Персонажи, принадлежащие к авантюрно-героическому сверхтипу, стремятся к славе, жаждут быть любимыми, обладают волей «изживать фабулизм жизни», т. е. склонны активно участвовать в смене жизненных положений, бороться, достигать, побеждать. Авантюрно-героический персонаж — своего рода избранник или самозванец, энергия и сила которого реализуются в стремлении достигнуть каких-то внешних целей.

Сфера этих целей весьма широка: от служения народу, обществу, человечеству до эгоистически своевольного и не знающего границ самоутверждения, связанного с хитрыми проделками, обманом, а порой с преступлениями и злодействами (вспомним шекспировского Макбета и его жену). К первому «полюсу» тяготеют персонажи героического эпоса.

Таков храбрый и рассудительный, великодушный и благочестивый Эней во всемирно известной поэме Вергилия. Верный долгу перед родной Троей и своей исторической миссии, он, по словам Т. С. Элиста, «от первого до последнего вздоха» — «человек судьбы»: не авантюрист, не интриган, не бродяга, не карьерист, — он исполняет предназначенное ему судьбой не по принуждению или случайному указу, и уж конечно, не из жажды славы, а потому что волю свою подчинил некой высшей власти великой цели» (имеется в виду основание Рима).

В ряде же других эпопей, в том числе «Илиаде» и «Одиссее», героические деяния персонажей совмещаются с их своеволием и авантюризмом (подобное сочетание и в Прометее, который, однако, на многие века стал символом жертвенного служения людям).

О сущности героического говорилось много. Понятие авантюрности (авантюризма) применительно к литературе уяснено гораздо менее. М.М. Бахтин связывал авантюрное начало с решением задач, продиктованных «вечной человеческой природой — самосохранением, жаждой победы и торжества, жаждой обладания, чувственной любовью».

В дополнение к этому заметим, что авантюризм вполне может стимулироваться самодовлеюще игровыми импульсами человека (Кочкарев в «Женитьбе» Н.В. Гоголя, Остап Бендер у И. Ильфа и В. Петрова), а также жаждой власти, как у пушкинских Гришки Отрепьева и Емельяна Пугачева.

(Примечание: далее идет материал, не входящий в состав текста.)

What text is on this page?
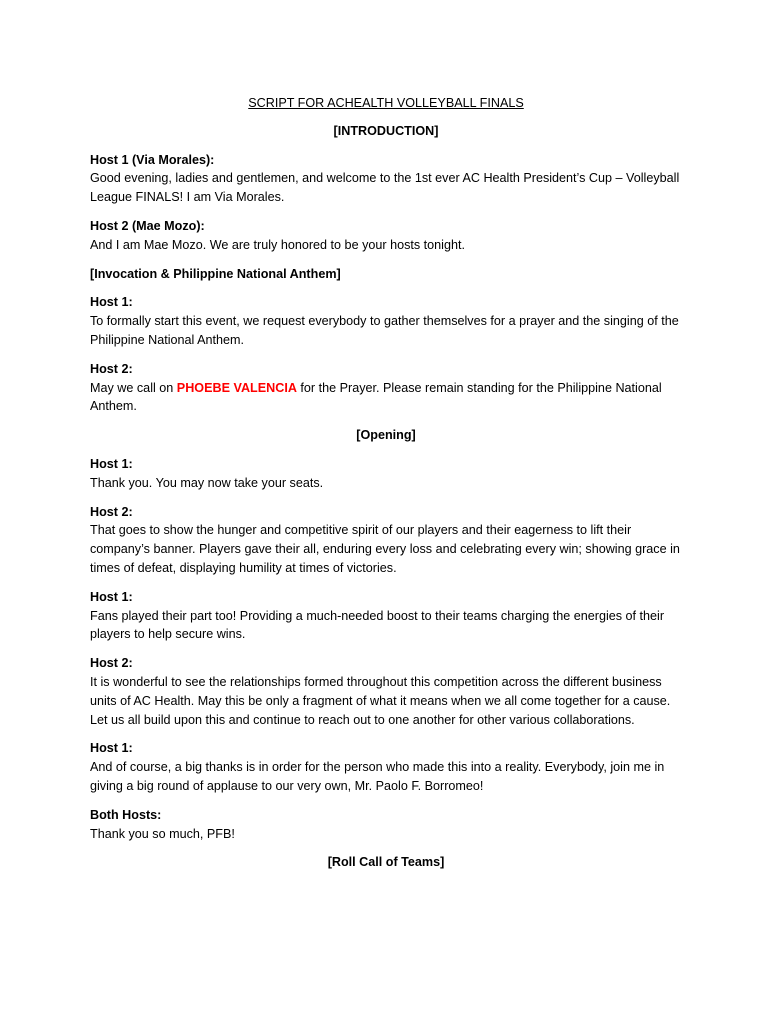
SCRIPT FOR ACHEALTH VOLLEYBALL FINALS
[INTRODUCTION]
Host 1 (Via Morales):
Good evening, ladies and gentlemen, and welcome to the 1st ever AC Health President’s Cup – Volleyball League FINALS! I am Via Morales.
Host 2 (Mae Mozo):
And I am Mae Mozo. We are truly honored to be your hosts tonight.
[Invocation & Philippine National Anthem]
Host 1:
To formally start this event, we request everybody to gather themselves for a prayer and the singing of the Philippine National Anthem.
Host 2:
May we call on PHOEBE VALENCIA for the Prayer. Please remain standing for the Philippine National Anthem.
[Opening]
Host 1:
Thank you. You may now take your seats.
Host 2:
That goes to show the hunger and competitive spirit of our players and their eagerness to lift their company’s banner. Players gave their all, enduring every loss and celebrating every win; showing grace in times of defeat, displaying humility at times of victories.
Host 1:
Fans played their part too! Providing a much-needed boost to their teams charging the energies of their players to help secure wins.
Host 2:
It is wonderful to see the relationships formed throughout this competition across the different business units of AC Health. May this be only a fragment of what it means when we all come together for a cause. Let us all build upon this and continue to reach out to one another for other various collaborations.
Host 1:
And of course, a big thanks is in order for the person who made this into a reality. Everybody, join me in giving a big round of applause to our very own, Mr. Paolo F. Borromeo!
Both Hosts:
Thank you so much, PFB!
[Roll Call of Teams]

Авантюрно-героический сверхтип, воплощающий устремленность к новому, во что бы то ни стало (т. е. динамическое, бродильное, будоражащее начало человеческого мира), представлен словесно-художественными произведениями в различных модификациях, одна на другую не похожих.

Во-первых, это боги исторически ранних мифов и наследующие их черты народно-эпические герои от Арджуны (индийская «Махабхарата»), Ахилла, Одиссея, Ильи Муромца до Тиля Уленшпигеля и Тараса Бульбы, неизменно возвышаемые и поэтизируемые.

В том же ряду — центральные фигуры средневековых рыцарских романов и их подобия в литературе последних столетий, каковы персонажи детективов, научной фантастики, приключенческих произведений для юношества, порой и «большой» литературы (вспомним Руслана и молодого Дубровского у Пушкина, героя пьесы Э. Ростана «Сирано де Бержерак», Ланцелота из «Дракона» Е. Шварца).

Во-вторых, это романтически настроенные бунтари и духовные скитальцы в литературе XIX-XX вв. — будь то гетевский Фауст, байроновский Каин, лермонтовский Демон, ницшев Заратустра либо (в иной, приземленной вариации) такие герои-идеологи, как Онегин, Печорин, Бельтов, Раскольников, Орест («Мухи» Ж.-П. Сартра).

Названные персонажи (Заратустра — знаменательное исключение) — как бы полугерои, а то и антигерои, каковы, к примеру, центральное лицо «Записок из подполья» и Ставрогин у Ф.М. Достоевского. В облике и судьбах персонажей этого, так сказать «демонического», ряда обнаруживается тщета интеллектуального и прочего авантюризма, лишенного связей с нравственностью и культурной традицией большого исторического времени.

В-третьих, героико-авантюрному началу в какой-то мере причастны романтически настроенные персонажи, которые чужды какому-либо демонизму, верят тому, что их душа прекрасна, и жаждут реализовать свои богатые возможности, считая себя некими избранниками и светочами. Подобного рода ориентации в освещении писателей, как, правило, внутренне кризисны, исполнены горестного драматизма, ведут к тупикам и катастрофам.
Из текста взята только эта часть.